Differential expression of QTLs, also known as QTL × E interaction has been reported in other studies, for example, for plant type traits of rice at two different locations (Yan et al. 1999), root characteristics of rice in contrasting water-deficit regimes (Price et al. 2002), for growth and grain yield-related traits of rice across nine locations (Hittalmani et al. 2003) and for grain quality traits of rice across different environments (Wan et al. 2005). In these studies, QTLs that were expressed across a broad range of environments have also been reported. Hence in breeding programmes employing the technique of MAS to increase rice yield, the best approach would be to select QTLs for wide adaptability supplemented with QTLs specifically expressed in the range of environments targeted by the breeding programme. Such an approach is also advocated for by other researchers such as Li et al. (2003) and Yang and Zhu (2005).

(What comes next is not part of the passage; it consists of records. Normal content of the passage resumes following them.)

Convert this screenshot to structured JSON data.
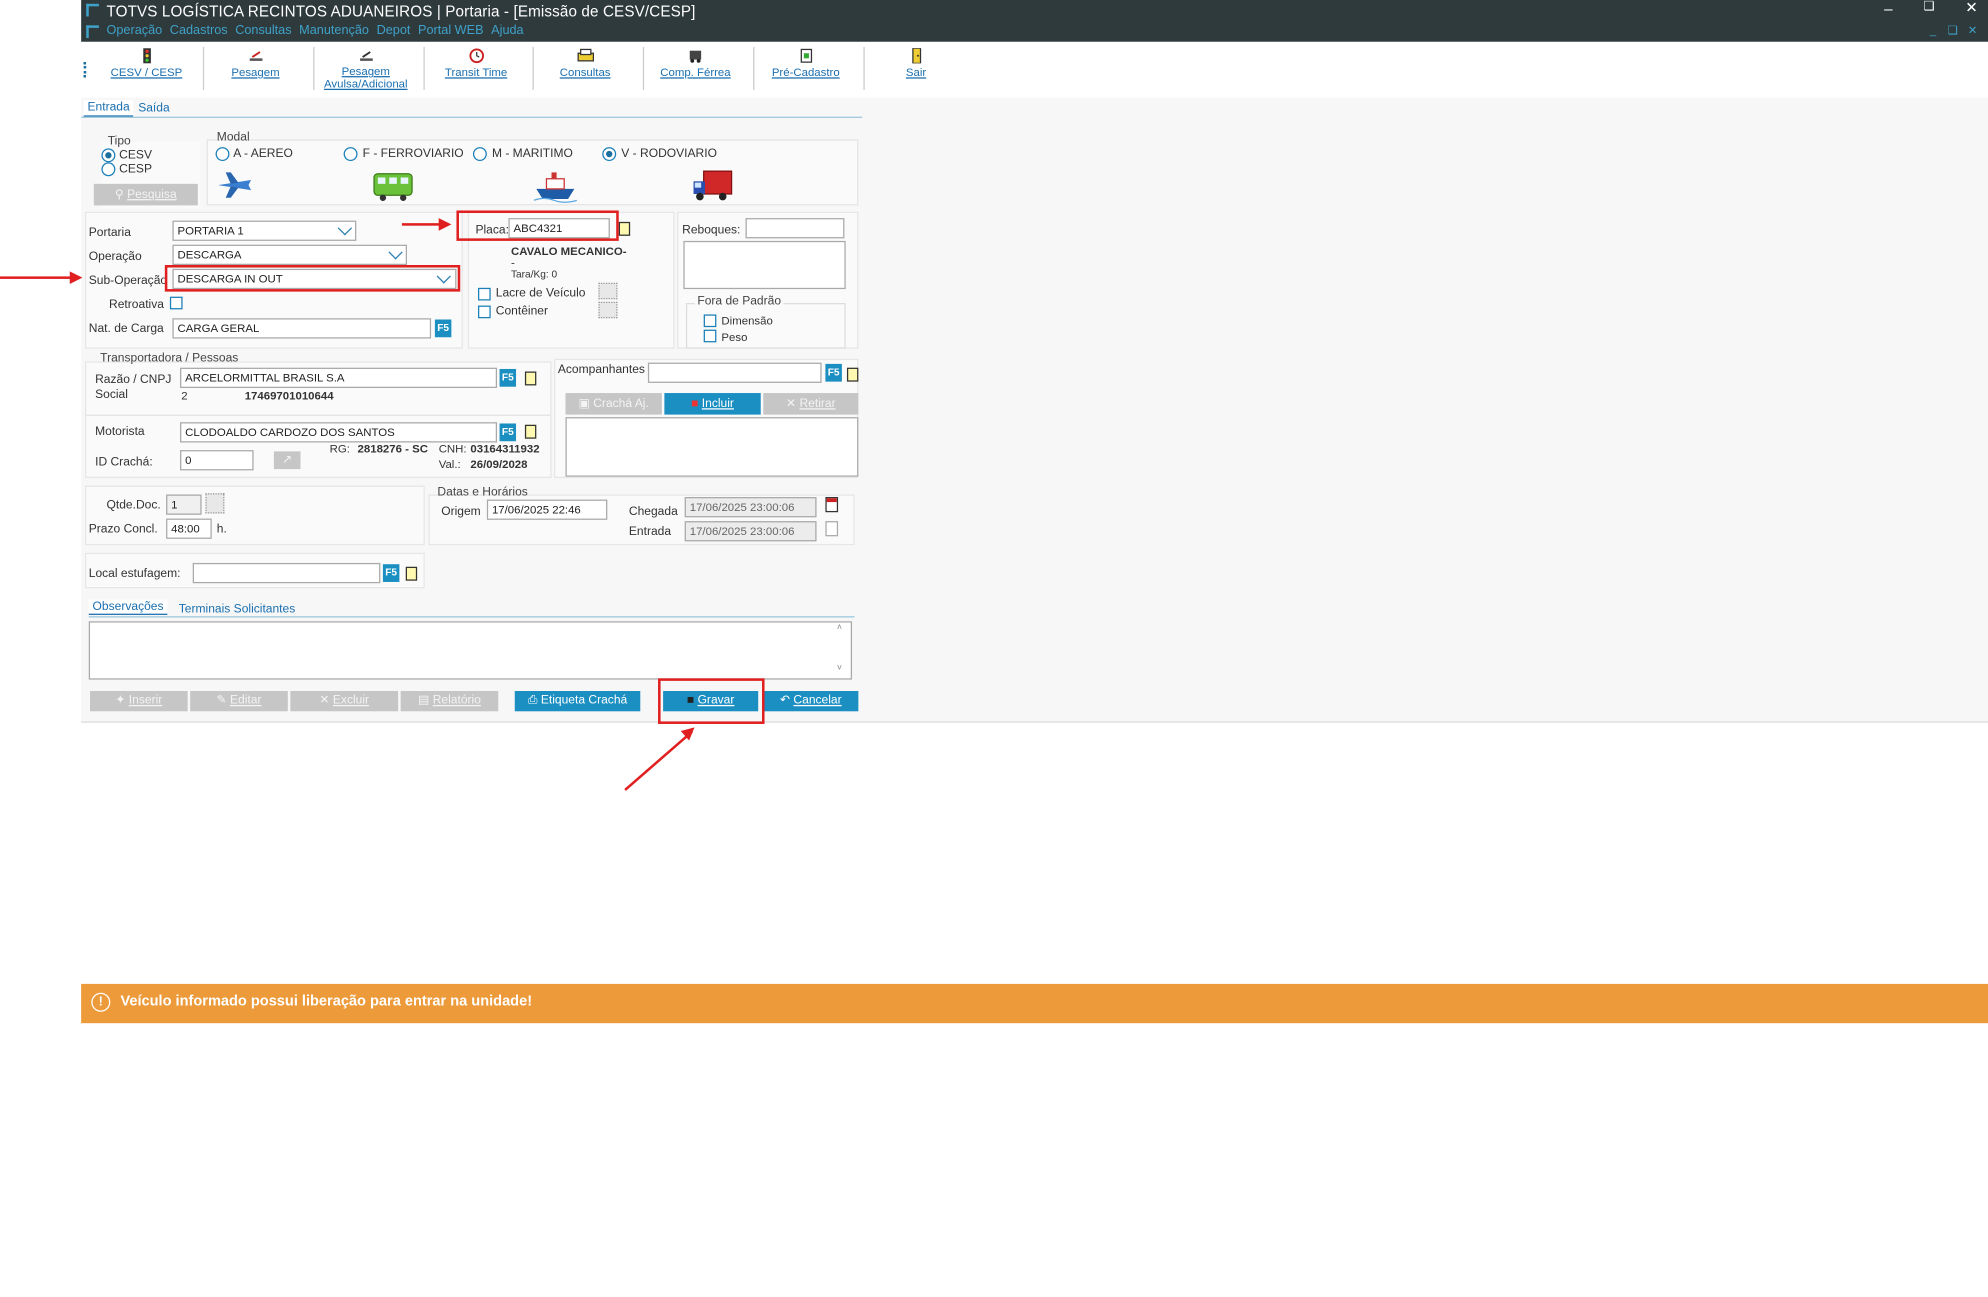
{
  "window": {
    "title": "TOTVS LOGÍSTICA RECINTOS ADUANEIROS | Portaria - [Emissão de CESV/CESP]",
    "menu": [
      "Operação",
      "Cadastros",
      "Consultas",
      "Manutenção",
      "Depot",
      "Portal WEB",
      "Ajuda"
    ]
  },
  "toolbar": [
    {
      "label": "CESV / CESP",
      "icon": "traffic-light-icon"
    },
    {
      "label": "Pesagem",
      "icon": "scale-icon"
    },
    {
      "label": "Pesagem Avulsa/Adicional",
      "icon": "scale-icon"
    },
    {
      "label": "Transit Time",
      "icon": "clock-icon"
    },
    {
      "label": "Consultas",
      "icon": "printer-icon"
    },
    {
      "label": "Comp. Férrea",
      "icon": "train-icon"
    },
    {
      "label": "Pré-Cadastro",
      "icon": "register-icon"
    },
    {
      "label": "Sair",
      "icon": "exit-door-icon"
    }
  ],
  "tabs": {
    "entrada": "Entrada",
    "saida": "Saída"
  },
  "tipo": {
    "title": "Tipo",
    "cesv": "CESV",
    "cesp": "CESP",
    "pesquisa": "Pesquisa"
  },
  "modal": {
    "title": "Modal",
    "aereo": "A - AEREO",
    "ferroviario": "F - FERROVIARIO",
    "maritimo": "M - MARITIMO",
    "rodoviario": "V - RODOVIARIO"
  },
  "form": {
    "portaria_label": "Portaria",
    "portaria_value": "PORTARIA 1",
    "operacao_label": "Operação",
    "operacao_value": "DESCARGA",
    "suboperacao_label": "Sub-Operação",
    "suboperacao_value": "DESCARGA IN OUT",
    "retroativa_label": "Retroativa",
    "natcarga_label": "Nat. de Carga",
    "natcarga_value": "CARGA GERAL",
    "f5": "F5"
  },
  "veiculo": {
    "placa_label": "Placa:",
    "placa_value": "ABC4321",
    "tipo": "CAVALO MECANICO-",
    "tipo2": "-",
    "tara": "Tara/Kg: 0",
    "lacre": "Lacre de Veículo",
    "conteiner": "Contêiner",
    "reboques_label": "Reboques:",
    "fora_padrao": "Fora de Padrão",
    "dimensao": "Dimensão",
    "peso": "Peso"
  },
  "transportadora": {
    "title": "Transportadora / Pessoas",
    "razao_label": "Razão / CNPJ",
    "social_label": "Social",
    "razao_value": "ARCELORMITTAL BRASIL S.A",
    "num": "2",
    "cnpj": "17469701010644",
    "motorista_label": "Motorista",
    "motorista_value": "CLODOALDO CARDOZO DOS SANTOS",
    "idcracha_label": "ID Crachá:",
    "idcracha_value": "0",
    "rg_label": "RG:",
    "rg_value": "2818276 - SC",
    "cnh_label": "CNH:",
    "cnh_value": "03164311932",
    "val_label": "Val.:",
    "val_value": "26/09/2028"
  },
  "acompanhantes": {
    "title": "Acompanhantes",
    "cracha": "Crachá Aj.",
    "incluir": "Incluir",
    "retirar": "Retirar"
  },
  "docs": {
    "qtde_label": "Qtde.Doc.",
    "qtde_value": "1",
    "prazo_label": "Prazo Concl.",
    "prazo_value": "48:00",
    "prazo_unit": "h."
  },
  "datas": {
    "title": "Datas e Horários",
    "origem_label": "Origem",
    "origem_value": "17/06/2025 22:46",
    "chegada_label": "Chegada",
    "chegada_value": "17/06/2025 23:00:06",
    "entrada_label": "Entrada",
    "entrada_value": "17/06/2025 23:00:06"
  },
  "local": {
    "label": "Local estufagem:"
  },
  "obs_tabs": {
    "observacoes": "Observações",
    "terminais": "Terminais Solicitantes"
  },
  "actions": {
    "inserir": "Inserir",
    "editar": "Editar",
    "excluir": "Excluir",
    "relatorio": "Relatório",
    "etiqueta": "Etiqueta Crachá",
    "gravar": "Gravar",
    "cancelar": "Cancelar"
  },
  "banner": {
    "message": "Veículo informado possui liberação para entrar na unidade!"
  }
}
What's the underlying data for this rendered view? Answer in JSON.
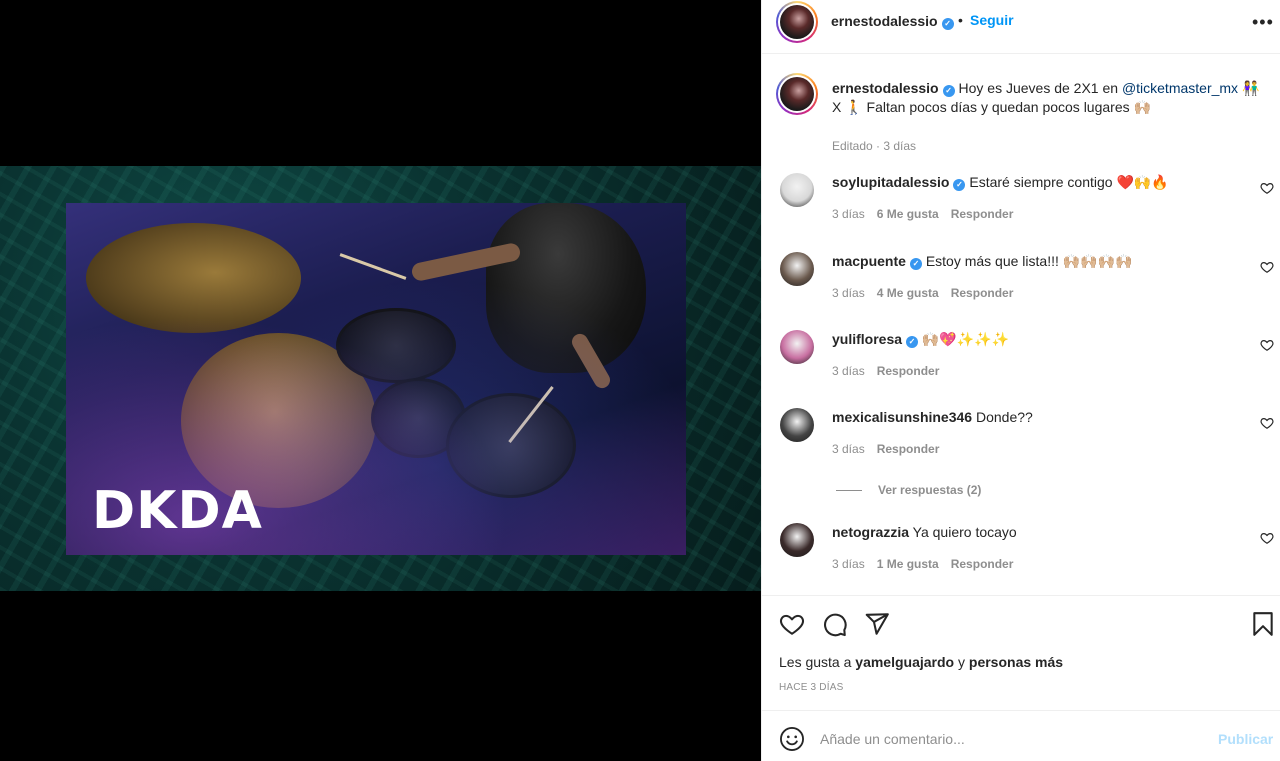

Yield increasing alleles appeared to be dispersed over the two parents indicating that this cross offers the opportunity for improvement in yield by pyramiding the relevant QTL alleles. However, the tall traditional cultivar, Pokkali, supplied most of the superior alleles for grain yield in all test conditions. This was actually unexpected for it is commonly believed that high-yielding modern cultivars would have accumulated more superior alleles for yield through selection than traditional cultivars. Near isogenic lines could be developed in an IR29 background in order to determine the full benefit of the superior Pokkali alleles for grain yield. In a cross between O. sativa and wild O. rufipogon, Moncada et al. (2001) also found that 56% of QTLs with positive effects on yield and yield components were supplied by O. rufipogon. Thus QTL studies are very useful in uncovering new alleles that can be introgressed into modern high yielding cultivars raising the possibility of increasing the yield of modern cultivars still further (through better adaptation) in diverse environments. Introgression of new alleles from wild or traditional varieties would help to broaden the genetic base of rice cultivars leading to potential improvements in pest and disease resistance.

Conclusions

In this study it was seen that MAS can successfully be used to identify superior genotypes of rice in different test conditions. However, MAS with yield QTLs was generally more successful in fresh water than in saline conditions. Nonetheless, the reliability of MAS to identify superior-yielding genotypes under stress would help breeders overcome the reported problem of low selection efficiency through phenotypic selection for yield in stress environments. In addition, use of MAS can accelerate breeding programmes by enabling breeders to reliably predict performance of rice genotypes from DNA sequence information only.

Both parents possessed superior alleles for grain yield. This offers the opportunity to improve grain yield of rice in different environments through a pyramiding approach. Pokkali contributed many favourable alleles to the cross and could therefore be a source of alleles in rice breeding programmes.